Food Sharing

Food Sharing : l’innovazione che speriamo diventi tendenza

Il Food Sharing è la condivisione delle eccedenze alimentari, altrimenti dette “avanzi”, tra membri di una comunità, al fine di evitare sprechi.

“Mangia tutto perché ci sono i bambini che non ce l’hanno”, “Il pane non si butta, è peccato!” : quante volte da bambini ce lo siamo sentiti ripetere? Ed effettivamente spesso nel nostro linguaggio sono contenuti i semi della reale condizione delle cose.

Mangiare: un bisogno primario, di cui però si continua a dibattere perché da un lato c’è chi spreca e si ammala di sovralimentazione, dall’ altro c’è chi ancora è denutrito. La FAO calcola che ogni minuto 2400 tonnellate di cibo finiscono tra i rifiuti. Si calcola che nei paesi più ricchi, ben il 40% di quello che viene prodotto ad uso alimentare viene sprecato.

Senza dubbio adottando uno stile di vita più sostenibile, controllando i nostri consumi, imparando davvero quali sono le parti commestibili (e buone) di un cibo, possiamo lavorare affinché le percentuali cambino.

Possiamo imparare il food sharing, ossia condividere il cibo ed anche gli avanzi.

In giro per il mondo, a New York, a San Francisco, in Germania, a Londra sono nati numerosi gruppi, che promuovono questo aspetto della social innovation.

La prima start-up di questo genere è di Seattle, Leftoverswap : attraverso un’app, segnali ai tuoi vicini che hai degli avanzi da condividere e chi è interessato, può contattarti e comprarli.

Un’altra start-up, riservata però agli chef a domicilio, è partita a Londra si chiama Eatro e pare che sia il metodo principale per gli chef della zona di fare la spesa a prezzi contenutissimi.

In Germania esiste invece Foodsharing.De, un’organizzazione senza scopo di lucro che mette in connessione chi vuole donare gratuitamente i propri avanzi, con coloro che ne hanno bisogno.
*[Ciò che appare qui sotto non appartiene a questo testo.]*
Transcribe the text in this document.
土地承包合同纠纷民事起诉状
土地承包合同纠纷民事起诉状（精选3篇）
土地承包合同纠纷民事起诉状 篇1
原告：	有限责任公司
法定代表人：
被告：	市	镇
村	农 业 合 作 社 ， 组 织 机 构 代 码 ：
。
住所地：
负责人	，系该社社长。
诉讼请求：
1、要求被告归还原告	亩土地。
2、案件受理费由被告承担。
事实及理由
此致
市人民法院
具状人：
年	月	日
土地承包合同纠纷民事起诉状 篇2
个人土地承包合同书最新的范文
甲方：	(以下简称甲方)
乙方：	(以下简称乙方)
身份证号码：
Foodsharing.De conta in tutto circa 40.000 membri, sparsi tra Germania, Austria, Svizzera, Messico, Israele e UK.

Un esperimento diverso parte invece dalla California con Cropmobster : gli agricoltori mettono a disposizione sulla piattaforma gli eccessi delle loro produzioni, in modo che i volontari possano raccoglierli e darli in beneficenza.

E in Italia cosa succede?

Culturalmente, l’idea di mangiare gli avanzi di un altro fa storcere l’idea ai più e la nostra legislazione è senza dubbio molto restrittiva per ciò che riguarda le regole legate al cibo.

Nonostante ciò, qualcosa comincia a muoversi, tanto che al prossimo Expo 2015 , in linea con il tema della manifestazione, sarà istituito un refettorio gestito da Caritas, Diocesi ed Expo, realizzato unicamente grazie agli avanzi delle pietanze preparate durante la fiera, opportunamente cucinati da chef stellati.

Finalmente nascono anche delle realtà online che tentano di stimolare le persone ad utilizzare parti di vegetali considerati di scarto o di recuperare antiche ricette la cui base sono i tagli di carne considerati poveri, condividendo non il cibo in sè ma i processi legati a questo. Nascono però anche associazioni che si preoccupano di recuperare questi scarti e riproporli per sensibilizzare i consumatori.

E’ un esempio Scarti di Gusto : un progetto dell’associazione l’Appeso, che offre gratuitamente buffet, le cui pietanze provengono unicamente da eccedenze alimentari. Attraverso la loro pagina web, si rivolgono a produttori e distributori alimentari, produttori industriali per riceverne le eccedenze, a organizzatori d’eventi per ottenere spazi, a media e singoli individui.

L’Associazione Un Pane per tutti , invee, pone l’attenzione sull’aspetto ecologico ma anche su quello sociale, sottolineando come solo una piccola parte degli esuberi, dei prodotti prossimi alla scadenza, della grande distribuzione sia devoluta in beneficenza. Il loro obiettivo è quindi promuovere vendite sottocosto all’interno della GDO, banchi alimentari, donazioni a canili e raccolta differenziata dei rifiuti derivati.

Forse mancano ancora qui realtà diffuse ed organizzate per raggiungere le comunità in maniera capillare, anche perché reti di questo tipo presuppongono rapporti di fiducia tra i membri. Una soluzione potrebbe essere quella di costituire piattaforme organizzate di food sharing, come quelle legate ad altre forme di baratto o di condivisione.

Voi cosa ne pensate?

Condividereste gli avanzi della vostra dispensa?

Prendereste quelli degli sconosciuti?